Искренне сомневаюсь, что папа Рич и папа Джессельсон загодя не поделились с сыном своим самым сокровенным знанием о главном двигателе мировой торговли и личного карьерного успеха. Скорее всего, Марк прибыл на Кубу уже хорошенько подкованным, горя желанием испытать на практике могучее оружие. Как бы там ни было, кубинский успех оказался головокружительным, а Марк Рич получил новое назначение: возглавил отделение Philipp Brothеrs в Боливии. Во время очередной поездки с отчетом в Нью-Йорк так же случайно, как и всё в его жизни, Марк Рич познакомился с Денизой Джой Айзенберг, ни больше, ни меньше – наследницей обувной империи «Флоршайм». В 1966 году они поженились.

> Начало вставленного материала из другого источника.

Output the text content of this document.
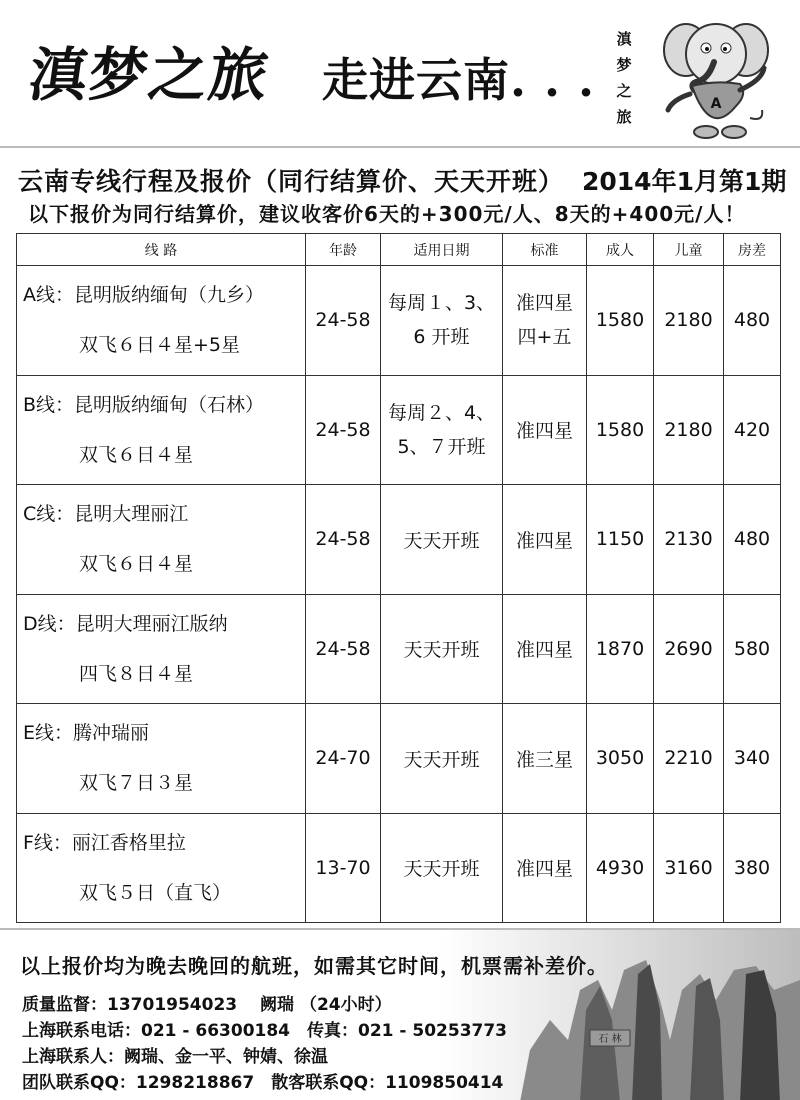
滇梦之旅 走进云南. . .
滇梦之旅
A
云南专线行程及报价（同行结算价、天天开班） 2014年1月第1期
以下报价为同行结算价，建议收客价6天的+300元/人、8天的+400元/人！
线 路	年龄	适用日期	标准	成人	儿童	房差

A线：昆明版纳缅甸（九乡）
双飞６日４星+5星	24-58	每周１、3、
6 开班	准四星
四+五	1580	2180	480

B线：昆明版纳缅甸（石林）
双飞６日４星	24-58	每周２、4、
5、７开班	准四星	1580	2180	420

C线：昆明大理丽江
双飞６日４星	24-58	天天开班	准四星	1150	2130	480

D线：昆明大理丽江版纳
四飞８日４星	24-58	天天开班	准四星	1870	2690	580

E线：腾冲瑞丽
双飞７日３星	24-70	天天开班	准三星	3050	2210	340

F线：丽江香格里拉
双飞５日（直飞）	13-70	天天开班	准四星	4930	3160	380
石 林
以上报价均为晚去晚回的航班，如需其它时间，机票需补差价。
质量监督：13701954023　 阙瑞 （24小时）
上海联系电话：021 - 66300184　传真：021 - 50253773
上海联系人：阙瑞、金一平、钟婧、徐温
团队联系QQ：1298218867　散客联系QQ：1109850414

Следующий – 1967-й – год стал для Рича переломным. Philipp Brothеrs, руководствуясь какими-то своими, никому не понятными критериями, перевел Марка Рича из Ла-Паса в Мадрид, сформировав, однако, немыслимую команду: вместе с Ричем в Испании должен был работать другой трейдер, Пинхус Грин, по прозвищу «Розовый» (Pinky). На первый взгляд, дуэт был еще тот. Общего между Ричем и Грином была только национальность. Все остальное – полярная противоположность: Марк – элегантный, всегда одетый в дорогущие итальянские костюмы, обходительный в обществе, веселый, говорливый и с юморком, да к тому же обворожитель женщин, откровенный ловелас. И рядом с ним «Розовый» Пинхус: ортодоксальный еврей с пейсами, с трауром под ногтями, вечно замызганными мятыми рубашками и в стоптанных туфлях, свято чтящий субботу и не знающий, что такое женщина и с чем ее едят.